“As disasters go, this is getting serious,” General Salmon said, through a mouthful of kelp sausage, from the comfort of his kelp throne. It was a poor turn of phrase, sure, but then General Salmon was a fairly poor General, as evidenced by the war effort so far.

“Fun Fact: Kelp can save Salmonopolis,” said one very interesting Private, with wide eyes and a song in his heart, perhaps untouched by the overwhelming sense of dread felt by the rest of the population. General Salmon dismissed him with a wave of his kelp napkin, uninterested in his theories.

Two hours later, General Salmon was wandering the barracks, and found this salmon dead, and on his carcass was spray-painted the words TOO INTERESTING.

Wolves, how dare you kill such an interesting salmon.

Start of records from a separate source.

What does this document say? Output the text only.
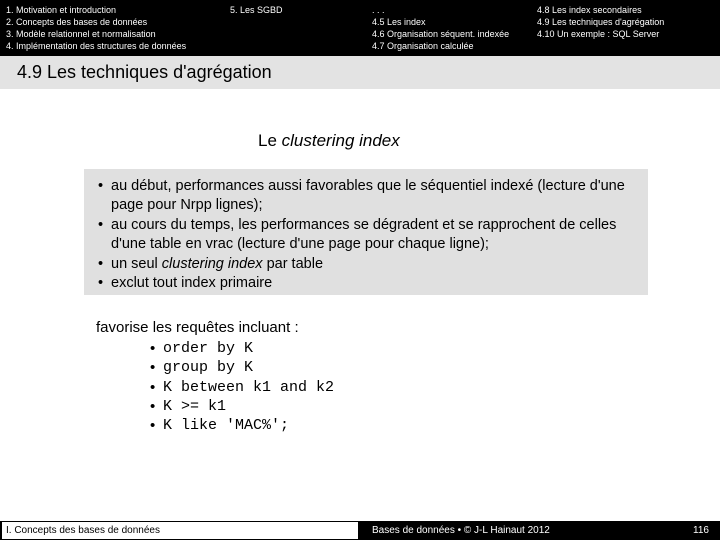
1. Motivation et introduction
2. Concepts des bases de données
3. Modèle relationnel et normalisation
4. Implémentation des structures de données
5. Les SGBD	. . .
4.5 Les index
4.6 Organisation séquent. indexée
4.7 Organisation calculée
4.8 Les index secondaires
4.9 Les techniques d'agrégation
4.10 Un exemple : SQL Server
4.9 Les techniques d'agrégation
Le clustering index
• au début, performances aussi favorables que le séquentiel indexé (lecture d'une page pour Nrpp lignes);
• au cours du temps, les performances se dégradent et se rapprochent de celles d'une table en vrac (lecture d'une page pour chaque ligne);
• un seul clustering index par table
• exclut tout index primaire
favorise les requêtes incluant :
• order by K
• group by K
• K between k1 and k2
• K >= k1
• K like 'MAC%';
I. Concepts des bases de données	Bases de données • © J-L Hainaut 2012	116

The Dread Pirate (day 1, bad advice, salmon)
Colin Prime (night 1, belly up, salmon)
spacegirlmichy (day 2, those glasses, Private Sight)
nibbish (night 2, too interesting, salmon)
daneekasghost
Inkarnit
kg2005
mbnovak
nettiebarron
rockitlikeroxanne
sherrymac
Stacy Snell
todahshy

5 votes is a majority. nibbish, you don’t technically have to do the meme anymore, since you’re dead, but if you already have one, go nuts.